Material and methods

Comprehensive searches were conducted across MEDLINE (via PubMed), Web of Science, Scopus, Open Access Theses and Dissertations, and Google Scholar and using the manual method without language restrictions up to February 2024. Two reviewers screened the literature, assessed the risk of bias (RoB) using the QUality assessment tool for IN vitro studies (QUIN), and independently extracted data from eligible studies. Meta-analysis was undertaken by using a random-effects statistical model with the R-software program, and evidence certainty was rated via the grading of recommendations assessment, development, and evaluation (GRADE) approach.

Results

Of 275 articles, 14 in vitro studies with a medium RoB were included in the systematic review, with 8 eligible for meta-analysis. These studies involved 3D printed occlusal devices, implant guides, denture bases, interim crowns or fixed partial dentures, and orthodontic aligners.

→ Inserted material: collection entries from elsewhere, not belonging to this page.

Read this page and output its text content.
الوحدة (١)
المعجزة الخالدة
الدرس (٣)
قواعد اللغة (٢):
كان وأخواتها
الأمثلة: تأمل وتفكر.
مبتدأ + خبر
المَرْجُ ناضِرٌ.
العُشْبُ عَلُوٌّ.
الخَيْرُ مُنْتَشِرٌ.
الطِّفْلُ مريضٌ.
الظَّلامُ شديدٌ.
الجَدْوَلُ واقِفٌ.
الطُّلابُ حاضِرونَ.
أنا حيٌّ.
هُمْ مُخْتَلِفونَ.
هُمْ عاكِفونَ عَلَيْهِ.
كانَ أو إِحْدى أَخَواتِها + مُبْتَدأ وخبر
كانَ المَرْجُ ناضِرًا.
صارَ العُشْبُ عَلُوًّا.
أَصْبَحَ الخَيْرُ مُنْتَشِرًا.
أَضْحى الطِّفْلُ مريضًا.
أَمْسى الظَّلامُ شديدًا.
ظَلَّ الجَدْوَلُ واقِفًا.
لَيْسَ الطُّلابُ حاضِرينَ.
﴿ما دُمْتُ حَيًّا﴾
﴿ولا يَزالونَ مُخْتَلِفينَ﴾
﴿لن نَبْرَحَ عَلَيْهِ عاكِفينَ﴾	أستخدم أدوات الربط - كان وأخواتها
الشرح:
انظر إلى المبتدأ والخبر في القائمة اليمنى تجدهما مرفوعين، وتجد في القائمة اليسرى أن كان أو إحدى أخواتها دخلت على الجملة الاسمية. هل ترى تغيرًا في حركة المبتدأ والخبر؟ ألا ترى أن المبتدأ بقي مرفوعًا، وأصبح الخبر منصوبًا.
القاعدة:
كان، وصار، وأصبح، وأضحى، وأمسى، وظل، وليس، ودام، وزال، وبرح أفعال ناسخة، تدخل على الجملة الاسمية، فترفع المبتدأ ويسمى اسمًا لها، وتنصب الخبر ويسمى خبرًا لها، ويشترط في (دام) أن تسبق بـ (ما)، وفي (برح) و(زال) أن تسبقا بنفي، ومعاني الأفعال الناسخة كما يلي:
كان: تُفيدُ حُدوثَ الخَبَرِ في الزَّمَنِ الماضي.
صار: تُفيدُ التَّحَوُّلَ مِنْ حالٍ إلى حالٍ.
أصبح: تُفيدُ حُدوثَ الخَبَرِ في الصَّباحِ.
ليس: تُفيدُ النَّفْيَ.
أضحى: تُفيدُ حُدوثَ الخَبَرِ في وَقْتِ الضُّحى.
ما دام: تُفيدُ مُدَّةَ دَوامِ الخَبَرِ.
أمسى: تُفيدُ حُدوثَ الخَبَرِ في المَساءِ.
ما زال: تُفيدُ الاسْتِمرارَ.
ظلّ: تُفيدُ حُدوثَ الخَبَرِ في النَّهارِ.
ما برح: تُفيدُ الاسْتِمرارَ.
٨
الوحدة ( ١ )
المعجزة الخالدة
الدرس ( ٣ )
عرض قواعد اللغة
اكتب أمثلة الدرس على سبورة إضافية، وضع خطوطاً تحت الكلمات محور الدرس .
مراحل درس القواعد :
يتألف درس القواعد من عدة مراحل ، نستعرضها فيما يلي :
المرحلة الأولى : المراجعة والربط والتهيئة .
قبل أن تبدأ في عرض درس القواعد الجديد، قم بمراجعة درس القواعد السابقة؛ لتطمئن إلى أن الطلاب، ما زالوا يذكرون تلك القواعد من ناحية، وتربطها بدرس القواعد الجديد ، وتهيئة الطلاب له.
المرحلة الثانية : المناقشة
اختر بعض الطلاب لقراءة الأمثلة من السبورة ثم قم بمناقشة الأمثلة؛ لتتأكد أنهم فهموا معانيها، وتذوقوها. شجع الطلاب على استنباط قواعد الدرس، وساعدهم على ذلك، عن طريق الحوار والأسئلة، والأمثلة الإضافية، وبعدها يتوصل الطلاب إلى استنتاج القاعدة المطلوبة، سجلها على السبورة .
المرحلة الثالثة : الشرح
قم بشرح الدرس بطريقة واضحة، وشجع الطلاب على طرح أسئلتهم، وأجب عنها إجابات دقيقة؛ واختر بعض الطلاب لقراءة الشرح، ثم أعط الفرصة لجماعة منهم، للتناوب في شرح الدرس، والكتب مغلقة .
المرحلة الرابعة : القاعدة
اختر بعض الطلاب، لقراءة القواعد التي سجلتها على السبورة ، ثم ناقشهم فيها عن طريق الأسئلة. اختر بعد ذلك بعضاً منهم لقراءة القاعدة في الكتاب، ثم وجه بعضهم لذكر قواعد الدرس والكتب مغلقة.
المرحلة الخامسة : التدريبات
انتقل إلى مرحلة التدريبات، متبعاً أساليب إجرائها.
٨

No statistically significant standardized mean difference (SMD) in material properties was found between with and without NRPP for water solubility, dimensional accuracy, water sorption, flexural modulus, flexural strength, hardness, or fracture toughness (P>.05). An exception was the degree of surface polymerization, with an SMD of 1.66% (95% CI, 0.56 to 2.76; I²=65%) favoring NRPP. The overall certainty of evidence was graded as low to very low.

Conclusions

NRPP does not significantly alter the physical, chemical, or mechanical properties of 3D printed dental materials except for a higher degree of surface polymerization in unpolished occlusal devices. The overall evidence certainty was rated as low to very low.